他勾着嘴角,笑了一声,想起这问题自己是问过陈琛的。
“会啊,为什么不会?”那片耀目的夕阳之中,这人想也没想,松口放了奶茶的吸管,腮帮鼓鼓囊囊,“今天撒下去的种子,会在许多许多个明天以后结出果实。明天,就是一个又一个收获的日子。”
“成绩,友谊,爱情,还有钱,不都是这样的么?”他眼看穿梭的人潮,把奶茶塞到唐宵征手里,“以前我从来也没有每月这么大额的零花钱,更不能理直气壮的进网吧,但现在我就可以了。过去得不到的东西,未来能握在手里,过去进不去的门槛,未来能迈步涉足。明天,还不够好么?”
笃定的光芒自他眼底亮起,唐宵征转了转手里的奶茶杯,低头看淡粉的液体晃动着擦出一层泡沫,“要是,想要的那样东西……”
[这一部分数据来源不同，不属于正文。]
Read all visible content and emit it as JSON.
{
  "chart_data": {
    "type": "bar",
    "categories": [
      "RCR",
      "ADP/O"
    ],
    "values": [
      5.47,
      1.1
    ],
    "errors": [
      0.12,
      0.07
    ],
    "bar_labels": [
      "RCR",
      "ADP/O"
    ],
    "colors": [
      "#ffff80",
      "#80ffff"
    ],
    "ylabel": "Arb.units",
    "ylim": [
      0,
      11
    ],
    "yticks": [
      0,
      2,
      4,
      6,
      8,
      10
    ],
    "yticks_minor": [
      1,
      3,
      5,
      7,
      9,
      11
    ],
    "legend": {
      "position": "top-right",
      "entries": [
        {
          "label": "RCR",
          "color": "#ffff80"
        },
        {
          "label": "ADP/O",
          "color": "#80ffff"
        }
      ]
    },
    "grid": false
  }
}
他说着,又看向陈琛的侧脸,“即使努力也还是得不到呢?”
“这也太绝望了吧?”陈琛眨眨眼,咽了嘴里的木薯粉圆,似乎愣了一下,旋即抬肘戳了戳唐宵征的胳膊,“你别老想的这么阴暗嘛,活得阳光一点儿好不好?你这么聪明,只要努努力,想做什么总能做到的。”
陈琛露齿笑眯了眼睛,光洁白皙的皮肤映着落日余晖,一时让唐宵征觉得有些刺眼,某种蓄势待发的冲动骤然涌上喉口,堵的他瞬时就有些狼狈。
“牙齿上有东西。”彼时他仓皇逃开了,生硬地转移话题,虚虚点着陈琛的门牙,“闭嘴。”
那时他的样子,大概很懦弱。
“咣当!”唐宵征正回想着,突然听到有人大力撞上厕所门,侧边磨砂玻璃墙面上,模糊的影子也倏忽消失,速度未免太快了些。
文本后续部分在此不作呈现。